How would I define the ECS cpu/memory for the task...
# dagster-plus
b
How would I define the ECS cpu/memory for the task definitions? I see these values are hardcoded in the template in the AgentTaskDefinition to 256/512, but the task definition for executing jobs is also 256/512 with no clear way to modify it. I would’ve assumed it’s a configuration in one of our yml files for deployment but don’t see that
d
Hi Ben - this can be configured at the job level following the example here: https://docs.dagster.io/deployment/guides/aws#customizing-cpu-and-memory-in-ecs (this should really be in the ECS agent docs as well - planning to do a whole pass on them shortly, I think I saw you make a correct observation on an issue that they could use some fleshing out)
b
oh interesting, we tried this but it didn’t do anything
maybe because we were trying on define_asset_job instead of a @job decorator
d
Hm as long as the tags ended up on the resulting run, I'd expect it to still work. Do you have a link to a run in cloud?
b
Hi Daniel! Ben and I work together. Here is the UID for a run that we tried to change the memory/cpu for: f1e96562-53c7-427c-9073-1ad1373abe87 We set the memory and cpu in our asset job definition by doing the following since we’re not using an @job decorator:
Copy code
define_asset_job("name",
    tags = {
    "ecs/cpu": "512",
    "ecs/memory": "1024",
  }
b
It also feels a little strange to control the server’s size on a per-job basis when the taskdefinition is getting created in the deployment cycle, as opposed to the jobs that are running. Maybe it would imply the required autoscaling or something by summing up these individual job requirements?
d
Ah it's possible we're talking about different things - what exactly do you mean by "the task definition for executing jobs"? I was referring to the task that gets spun up when the run launches
In that case the task definition is also registered/created during the run launch (but we do some checks to avoid creating the same task definition over and over again)
are you talking about a different task definition?
b
Our ECS has two services - one for the agent and one for the task execution, i understand the agent one is hardcoded in the cloudformation stack bc it needs very little compute, but i can’t figure out how to increase the compute of that task execution one. Within the task execution service, there is only one task defintion (which shows the same .25/.5 compute config). So maybe my comment is really about services instead of tasks Though the service is defined by one task definition (container), so the terminology is confusing
d
So that second service doesn't actually execute your runs - it loads your code and serves metadata about your jobs to appear in Dagit, and it does things like execute schedule and sensor code. Each run executes in its own ECS task, using a different task definition than the one backing either of those services
I suspect if you go look at the ECS Task Arn for that run you sent me (It appears early in the event logs), then look at its task definition in your cluster, you'll see your desired resource limits applied to that task definition
b
oooh so that initial load time on each of the runs is it spinning up an ECS task, which is why it takes like 20-30sec or so
d
That's right
The tradeoff there is isolation between different runs (in exchange for some startup cost)
b
yeah that’s a cool concept so we don’t have to worry about tasks hogging resources from others on the same machine. Is it normal for it to take at least 30 seconds to start a run? Soon we’re going to be introducing 1 min cron schedules, so that may be a problem
d
Sadly that's a somewhat known issue with ECS Fargate 😕 We're looking into adding ECS EC2 support quite soon which has faster startup times (but requires you to manage the instances more)

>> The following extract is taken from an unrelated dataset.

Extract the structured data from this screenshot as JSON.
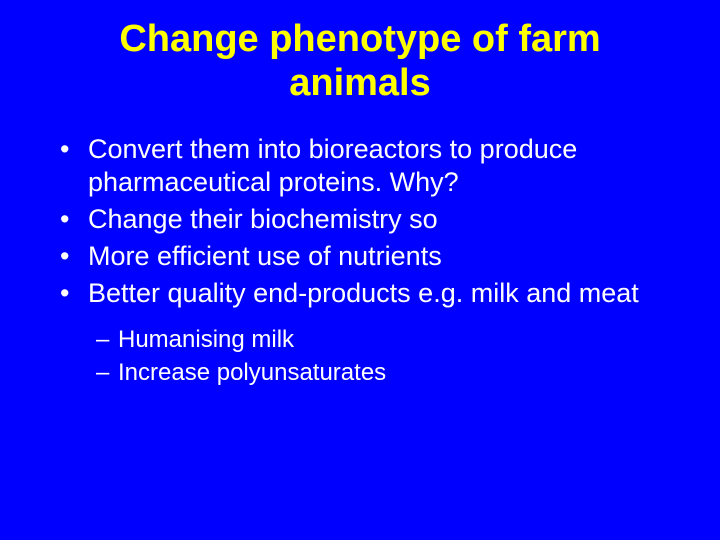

Here's a github issue with an angry mob of developers complaining about fargate task startup time https://github.com/aws/containers-roadmap/issues/696
😂 1
b
got it, makes sense - hopefully we aren’t going to rack up those data transfer fees if it’s all in the same region 🤞
at the bottom of that GitHub discussion they mentioned the ECS_IMAGE_PULL_BEHAVIOR configuration to be set to ‘prefer-cached’ to speed things up. Is that something you guys set or no? https://docs.aws.amazon.com/AmazonECS/latest/developerguide/ecs-agent-config.html
d
I think that might only apply to ECS on EC2?
it's listed under "Container image pull behavior for Amazon EC2 launch types"
But once we support EC2, then we should definitely look into that
b
just attempted it by adding it as an env variable to the docker run and as expected, didn’t change it - either bc it’s not Fargate or maybe because the tasks are getting torn down and rebuilt, the cache isn’t available on subsequent runs?
d
Yeah, I think that's what the title of the issue is referring to
👍 2